Leo, releo otra vez a Seth. Y sé que es una lectura más en una cadena de lecturas que no tienen fecha de caducidad.
Por un minuto tengo la sensación de no saber en qué época vivo.
¿Qué tan bueno puede ser eso?
Ni idea, pero me gusta.

Siguiendo con historietas, también releo la nueva entrega de Un Faulduo (desambiguación: grupo y edición caben en las mismas letras). No dudo que esta décima, es la mejor de todas sus ediciones. De portero instalan a Mao Tsé-Tung, que nos advierte antes de que entremos: “Nuestros camaradas no deber creer que algo que no entienden es absolutamente incomprensible también para las masas”.

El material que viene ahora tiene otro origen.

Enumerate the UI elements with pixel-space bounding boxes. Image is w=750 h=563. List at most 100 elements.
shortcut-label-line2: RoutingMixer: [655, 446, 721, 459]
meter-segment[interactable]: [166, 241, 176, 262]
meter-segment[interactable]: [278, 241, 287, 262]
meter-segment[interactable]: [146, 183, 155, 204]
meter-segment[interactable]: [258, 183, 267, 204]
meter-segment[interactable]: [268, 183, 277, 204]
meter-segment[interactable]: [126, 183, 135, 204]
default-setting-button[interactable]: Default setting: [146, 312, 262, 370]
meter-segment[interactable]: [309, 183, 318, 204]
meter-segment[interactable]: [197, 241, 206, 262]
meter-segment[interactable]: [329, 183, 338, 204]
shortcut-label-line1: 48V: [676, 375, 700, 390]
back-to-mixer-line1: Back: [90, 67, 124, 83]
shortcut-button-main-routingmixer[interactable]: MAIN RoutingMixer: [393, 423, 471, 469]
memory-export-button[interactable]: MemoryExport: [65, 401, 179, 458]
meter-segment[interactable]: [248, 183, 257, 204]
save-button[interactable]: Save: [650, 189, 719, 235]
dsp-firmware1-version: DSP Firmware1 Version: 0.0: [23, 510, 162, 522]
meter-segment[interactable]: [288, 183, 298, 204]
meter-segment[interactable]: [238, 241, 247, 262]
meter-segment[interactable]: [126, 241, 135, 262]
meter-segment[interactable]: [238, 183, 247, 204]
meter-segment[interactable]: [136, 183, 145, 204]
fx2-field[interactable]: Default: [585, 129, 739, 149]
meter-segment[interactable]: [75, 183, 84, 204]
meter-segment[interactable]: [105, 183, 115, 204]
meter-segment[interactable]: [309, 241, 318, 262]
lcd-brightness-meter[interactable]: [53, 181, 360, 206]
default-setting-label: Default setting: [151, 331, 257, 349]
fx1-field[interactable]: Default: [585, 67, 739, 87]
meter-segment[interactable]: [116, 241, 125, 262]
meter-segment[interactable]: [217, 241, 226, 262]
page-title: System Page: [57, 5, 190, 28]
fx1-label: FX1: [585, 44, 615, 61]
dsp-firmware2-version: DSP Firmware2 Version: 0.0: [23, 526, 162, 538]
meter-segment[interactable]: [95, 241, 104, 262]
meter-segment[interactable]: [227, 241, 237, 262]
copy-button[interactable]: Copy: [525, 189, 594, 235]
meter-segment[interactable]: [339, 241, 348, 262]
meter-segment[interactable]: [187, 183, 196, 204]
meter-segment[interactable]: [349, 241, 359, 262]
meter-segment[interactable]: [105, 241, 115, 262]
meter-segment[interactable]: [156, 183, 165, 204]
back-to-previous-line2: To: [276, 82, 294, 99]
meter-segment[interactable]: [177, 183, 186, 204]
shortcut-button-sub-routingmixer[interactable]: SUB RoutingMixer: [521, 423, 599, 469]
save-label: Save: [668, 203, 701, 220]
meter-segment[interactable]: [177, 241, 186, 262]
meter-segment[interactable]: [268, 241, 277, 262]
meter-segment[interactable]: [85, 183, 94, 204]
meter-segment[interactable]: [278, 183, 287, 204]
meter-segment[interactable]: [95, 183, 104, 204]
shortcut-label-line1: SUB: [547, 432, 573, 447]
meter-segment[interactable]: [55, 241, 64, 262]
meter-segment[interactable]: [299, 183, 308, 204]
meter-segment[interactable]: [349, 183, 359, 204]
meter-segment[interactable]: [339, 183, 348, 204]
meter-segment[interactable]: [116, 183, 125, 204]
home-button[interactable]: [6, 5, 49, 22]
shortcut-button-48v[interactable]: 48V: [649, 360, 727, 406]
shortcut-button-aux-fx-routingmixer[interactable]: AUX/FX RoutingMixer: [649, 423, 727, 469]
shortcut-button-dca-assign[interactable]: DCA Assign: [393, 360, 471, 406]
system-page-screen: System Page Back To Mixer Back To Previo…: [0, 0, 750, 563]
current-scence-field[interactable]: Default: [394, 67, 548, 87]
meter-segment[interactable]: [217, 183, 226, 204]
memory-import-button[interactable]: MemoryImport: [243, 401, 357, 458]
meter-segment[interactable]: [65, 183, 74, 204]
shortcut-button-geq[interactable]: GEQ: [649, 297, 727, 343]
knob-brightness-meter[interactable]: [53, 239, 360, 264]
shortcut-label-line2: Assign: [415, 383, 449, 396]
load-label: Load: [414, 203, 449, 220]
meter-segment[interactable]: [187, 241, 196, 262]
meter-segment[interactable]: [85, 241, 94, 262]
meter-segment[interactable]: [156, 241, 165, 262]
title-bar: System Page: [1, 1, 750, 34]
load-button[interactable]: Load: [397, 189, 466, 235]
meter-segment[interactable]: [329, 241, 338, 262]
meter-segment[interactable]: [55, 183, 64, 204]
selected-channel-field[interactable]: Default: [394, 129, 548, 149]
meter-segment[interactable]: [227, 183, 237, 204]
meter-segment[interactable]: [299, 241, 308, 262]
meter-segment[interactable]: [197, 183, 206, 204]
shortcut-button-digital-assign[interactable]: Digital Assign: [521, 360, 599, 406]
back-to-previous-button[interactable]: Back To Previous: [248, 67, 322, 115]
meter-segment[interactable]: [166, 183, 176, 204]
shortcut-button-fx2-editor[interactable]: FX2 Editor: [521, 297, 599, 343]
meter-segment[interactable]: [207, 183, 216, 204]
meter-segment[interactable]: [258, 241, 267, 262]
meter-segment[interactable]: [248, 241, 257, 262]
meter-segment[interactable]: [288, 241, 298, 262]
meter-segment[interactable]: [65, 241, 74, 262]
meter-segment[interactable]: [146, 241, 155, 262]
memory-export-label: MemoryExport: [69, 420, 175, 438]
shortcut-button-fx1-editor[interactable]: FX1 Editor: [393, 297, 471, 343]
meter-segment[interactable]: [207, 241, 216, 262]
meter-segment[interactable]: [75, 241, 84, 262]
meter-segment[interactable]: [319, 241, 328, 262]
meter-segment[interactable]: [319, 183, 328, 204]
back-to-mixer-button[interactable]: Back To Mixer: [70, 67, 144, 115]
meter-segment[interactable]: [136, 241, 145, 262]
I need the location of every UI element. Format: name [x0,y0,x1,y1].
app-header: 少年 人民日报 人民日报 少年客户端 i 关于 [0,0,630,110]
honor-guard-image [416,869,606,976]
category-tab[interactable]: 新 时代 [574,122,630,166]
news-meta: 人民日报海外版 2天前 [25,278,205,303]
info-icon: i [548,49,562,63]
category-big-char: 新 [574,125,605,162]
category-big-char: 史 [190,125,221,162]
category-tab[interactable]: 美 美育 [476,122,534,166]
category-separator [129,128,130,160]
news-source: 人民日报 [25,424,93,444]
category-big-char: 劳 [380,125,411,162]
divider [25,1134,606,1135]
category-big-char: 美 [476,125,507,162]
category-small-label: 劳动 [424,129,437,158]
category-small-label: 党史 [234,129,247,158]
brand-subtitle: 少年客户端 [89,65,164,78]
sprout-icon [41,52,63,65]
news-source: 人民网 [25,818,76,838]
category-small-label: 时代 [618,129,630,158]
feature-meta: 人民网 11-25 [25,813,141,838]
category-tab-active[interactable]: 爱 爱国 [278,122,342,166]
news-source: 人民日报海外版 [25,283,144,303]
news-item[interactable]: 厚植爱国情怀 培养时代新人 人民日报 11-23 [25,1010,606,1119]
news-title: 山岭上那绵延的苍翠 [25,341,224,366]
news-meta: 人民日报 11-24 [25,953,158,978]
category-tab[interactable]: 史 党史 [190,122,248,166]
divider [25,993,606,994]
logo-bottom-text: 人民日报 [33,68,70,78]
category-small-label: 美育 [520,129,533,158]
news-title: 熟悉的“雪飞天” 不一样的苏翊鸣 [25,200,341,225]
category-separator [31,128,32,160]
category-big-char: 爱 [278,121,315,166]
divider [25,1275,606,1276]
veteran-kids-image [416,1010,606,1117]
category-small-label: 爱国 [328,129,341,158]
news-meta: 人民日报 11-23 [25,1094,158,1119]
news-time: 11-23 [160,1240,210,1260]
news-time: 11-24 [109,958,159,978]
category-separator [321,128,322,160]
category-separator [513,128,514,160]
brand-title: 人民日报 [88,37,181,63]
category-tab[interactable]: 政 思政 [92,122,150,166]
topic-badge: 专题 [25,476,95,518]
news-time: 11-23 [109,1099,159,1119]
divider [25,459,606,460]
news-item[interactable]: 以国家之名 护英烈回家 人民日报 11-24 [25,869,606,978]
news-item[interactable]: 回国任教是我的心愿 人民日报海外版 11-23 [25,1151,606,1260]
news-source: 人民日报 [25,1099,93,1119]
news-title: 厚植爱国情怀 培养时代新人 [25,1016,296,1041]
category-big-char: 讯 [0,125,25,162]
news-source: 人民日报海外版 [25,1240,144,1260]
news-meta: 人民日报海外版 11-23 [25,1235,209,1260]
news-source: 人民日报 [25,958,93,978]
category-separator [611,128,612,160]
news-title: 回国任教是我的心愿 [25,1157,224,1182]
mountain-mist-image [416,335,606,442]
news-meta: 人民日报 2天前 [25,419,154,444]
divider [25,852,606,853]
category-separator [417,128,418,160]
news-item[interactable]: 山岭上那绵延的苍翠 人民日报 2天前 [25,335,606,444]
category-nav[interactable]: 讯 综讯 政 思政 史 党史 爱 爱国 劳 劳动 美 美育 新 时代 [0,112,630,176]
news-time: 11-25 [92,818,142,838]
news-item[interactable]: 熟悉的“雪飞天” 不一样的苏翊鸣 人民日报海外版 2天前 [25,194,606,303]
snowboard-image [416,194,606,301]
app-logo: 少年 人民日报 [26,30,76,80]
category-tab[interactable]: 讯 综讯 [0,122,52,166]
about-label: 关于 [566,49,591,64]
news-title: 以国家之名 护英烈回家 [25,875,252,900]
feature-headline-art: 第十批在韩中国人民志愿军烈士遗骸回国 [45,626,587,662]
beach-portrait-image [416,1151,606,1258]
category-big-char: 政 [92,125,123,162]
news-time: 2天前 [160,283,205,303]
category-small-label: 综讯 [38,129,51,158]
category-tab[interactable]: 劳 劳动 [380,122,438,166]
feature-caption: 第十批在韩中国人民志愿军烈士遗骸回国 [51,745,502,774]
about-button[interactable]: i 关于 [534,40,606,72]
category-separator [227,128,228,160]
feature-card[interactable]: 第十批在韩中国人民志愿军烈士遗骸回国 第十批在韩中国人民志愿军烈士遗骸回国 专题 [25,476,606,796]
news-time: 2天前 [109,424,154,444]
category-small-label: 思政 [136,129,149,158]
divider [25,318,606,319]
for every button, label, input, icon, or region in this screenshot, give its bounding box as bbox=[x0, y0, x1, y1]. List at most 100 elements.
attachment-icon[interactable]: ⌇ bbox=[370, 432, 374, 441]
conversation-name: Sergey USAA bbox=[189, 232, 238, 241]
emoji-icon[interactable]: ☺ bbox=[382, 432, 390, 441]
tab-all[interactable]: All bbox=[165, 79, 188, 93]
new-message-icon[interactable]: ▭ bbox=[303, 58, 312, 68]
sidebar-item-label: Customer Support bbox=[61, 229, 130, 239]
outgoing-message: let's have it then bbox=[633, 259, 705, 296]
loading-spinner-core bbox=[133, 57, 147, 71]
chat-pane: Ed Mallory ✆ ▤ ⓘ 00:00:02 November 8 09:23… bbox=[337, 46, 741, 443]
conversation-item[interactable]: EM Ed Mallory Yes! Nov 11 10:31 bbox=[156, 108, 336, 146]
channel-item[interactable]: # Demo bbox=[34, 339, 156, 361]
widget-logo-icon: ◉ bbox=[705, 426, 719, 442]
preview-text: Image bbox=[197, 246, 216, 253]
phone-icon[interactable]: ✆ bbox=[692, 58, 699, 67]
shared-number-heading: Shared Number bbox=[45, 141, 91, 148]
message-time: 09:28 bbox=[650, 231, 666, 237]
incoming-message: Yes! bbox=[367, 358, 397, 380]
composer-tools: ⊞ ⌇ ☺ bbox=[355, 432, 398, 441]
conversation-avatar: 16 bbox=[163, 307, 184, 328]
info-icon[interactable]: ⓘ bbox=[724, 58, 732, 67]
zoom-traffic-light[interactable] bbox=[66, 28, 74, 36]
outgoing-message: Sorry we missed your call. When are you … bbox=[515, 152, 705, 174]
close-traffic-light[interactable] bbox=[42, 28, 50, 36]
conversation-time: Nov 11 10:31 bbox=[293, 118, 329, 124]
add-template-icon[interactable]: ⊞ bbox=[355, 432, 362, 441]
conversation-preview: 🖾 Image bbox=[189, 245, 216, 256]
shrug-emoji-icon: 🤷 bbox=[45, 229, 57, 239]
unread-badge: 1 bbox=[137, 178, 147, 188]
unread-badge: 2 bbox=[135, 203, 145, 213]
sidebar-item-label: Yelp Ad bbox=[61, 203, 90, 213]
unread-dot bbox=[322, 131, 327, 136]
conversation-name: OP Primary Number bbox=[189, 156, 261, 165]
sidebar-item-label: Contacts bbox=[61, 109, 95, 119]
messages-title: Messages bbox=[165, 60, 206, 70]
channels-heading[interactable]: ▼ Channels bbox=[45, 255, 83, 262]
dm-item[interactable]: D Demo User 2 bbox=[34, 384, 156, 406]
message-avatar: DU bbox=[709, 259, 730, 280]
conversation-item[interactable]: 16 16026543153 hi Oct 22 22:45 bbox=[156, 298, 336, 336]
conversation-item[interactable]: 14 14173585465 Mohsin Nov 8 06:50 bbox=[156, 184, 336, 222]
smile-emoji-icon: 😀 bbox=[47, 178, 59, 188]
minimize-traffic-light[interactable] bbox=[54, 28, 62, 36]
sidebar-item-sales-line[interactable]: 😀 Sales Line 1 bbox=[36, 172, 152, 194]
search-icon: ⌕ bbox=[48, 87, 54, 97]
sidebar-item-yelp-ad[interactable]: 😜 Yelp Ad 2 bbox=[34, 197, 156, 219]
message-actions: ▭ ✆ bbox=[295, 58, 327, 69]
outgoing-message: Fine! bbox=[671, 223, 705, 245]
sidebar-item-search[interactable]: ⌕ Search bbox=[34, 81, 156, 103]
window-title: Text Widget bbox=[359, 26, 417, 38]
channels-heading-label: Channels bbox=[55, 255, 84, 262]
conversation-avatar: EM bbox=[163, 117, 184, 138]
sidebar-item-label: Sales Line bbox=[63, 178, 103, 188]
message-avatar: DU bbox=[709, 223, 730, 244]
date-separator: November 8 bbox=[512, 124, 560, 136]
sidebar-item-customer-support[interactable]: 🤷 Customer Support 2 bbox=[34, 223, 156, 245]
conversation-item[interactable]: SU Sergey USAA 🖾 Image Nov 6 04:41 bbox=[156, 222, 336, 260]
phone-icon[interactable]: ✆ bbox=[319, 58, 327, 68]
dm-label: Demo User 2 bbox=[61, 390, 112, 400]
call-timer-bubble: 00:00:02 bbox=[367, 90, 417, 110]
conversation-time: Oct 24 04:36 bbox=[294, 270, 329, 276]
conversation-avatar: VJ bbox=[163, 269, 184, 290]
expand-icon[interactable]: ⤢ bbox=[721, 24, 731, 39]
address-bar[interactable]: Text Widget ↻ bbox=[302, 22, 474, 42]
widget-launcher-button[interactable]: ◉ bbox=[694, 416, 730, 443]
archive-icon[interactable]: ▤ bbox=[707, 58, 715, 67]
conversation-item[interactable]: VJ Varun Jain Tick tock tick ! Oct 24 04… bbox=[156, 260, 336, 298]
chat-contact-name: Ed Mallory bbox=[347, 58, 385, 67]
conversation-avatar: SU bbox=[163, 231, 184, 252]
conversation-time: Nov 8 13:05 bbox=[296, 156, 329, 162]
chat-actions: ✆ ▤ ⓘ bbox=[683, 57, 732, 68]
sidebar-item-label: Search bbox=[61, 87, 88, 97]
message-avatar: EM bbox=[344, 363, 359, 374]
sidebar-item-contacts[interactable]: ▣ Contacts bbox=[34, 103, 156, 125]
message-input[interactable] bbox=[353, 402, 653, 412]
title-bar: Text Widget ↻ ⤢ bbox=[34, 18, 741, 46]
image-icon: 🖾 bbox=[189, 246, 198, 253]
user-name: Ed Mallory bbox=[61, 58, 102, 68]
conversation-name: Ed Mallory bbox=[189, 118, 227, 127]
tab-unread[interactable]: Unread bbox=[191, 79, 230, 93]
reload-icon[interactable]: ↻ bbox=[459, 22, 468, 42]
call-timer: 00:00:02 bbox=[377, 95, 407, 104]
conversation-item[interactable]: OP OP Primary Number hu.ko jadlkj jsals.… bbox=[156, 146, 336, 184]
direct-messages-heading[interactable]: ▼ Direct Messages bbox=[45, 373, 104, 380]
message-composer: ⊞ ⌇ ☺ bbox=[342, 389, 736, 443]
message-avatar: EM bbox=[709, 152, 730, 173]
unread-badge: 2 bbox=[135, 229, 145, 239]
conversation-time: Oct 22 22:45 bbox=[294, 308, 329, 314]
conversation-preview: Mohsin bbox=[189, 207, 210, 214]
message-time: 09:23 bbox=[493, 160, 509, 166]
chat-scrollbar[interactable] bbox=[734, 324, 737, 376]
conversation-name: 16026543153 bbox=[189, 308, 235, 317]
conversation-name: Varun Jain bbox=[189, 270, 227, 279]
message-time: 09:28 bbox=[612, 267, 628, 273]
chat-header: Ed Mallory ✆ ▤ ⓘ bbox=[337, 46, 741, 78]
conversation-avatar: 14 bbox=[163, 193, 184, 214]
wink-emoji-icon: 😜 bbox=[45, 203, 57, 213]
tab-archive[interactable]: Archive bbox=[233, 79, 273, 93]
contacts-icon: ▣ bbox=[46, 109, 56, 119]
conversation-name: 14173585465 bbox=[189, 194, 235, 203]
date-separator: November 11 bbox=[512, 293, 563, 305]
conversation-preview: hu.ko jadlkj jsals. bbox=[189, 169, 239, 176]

Esta vez, el grupo comando de artistas de las viñetas compuesto por los tres Nicolases (Zukerfeld, Moguilevsky, Daniluk) y Ezequiel García (¿vienen de la literatura, de la música, de las artes visuales, del cine, de la historieta, de todo eso junto?) nos sumergen en un mundo en cuatro partes, en cuatro títulos: Los rostros, Los monstruos, Los paisajes y Los mitos.

“Hay una forma, ahí donde el rostro se opone. Evidentemente, entre Patricia o Martín hay dos, pero formarán un solo esquema, una sola señal de alarma, para el resto de los que participamos en este juego”.
Cada vez que termino de leer un número, me pregunto cómo harán la próxima vez para seguir sosteniendo ese límite.
Camaradas, no se impacienten.
Las masas también exhiben sus neuronas en alerta.
Uno de los futuros de la historieta cumple diez números.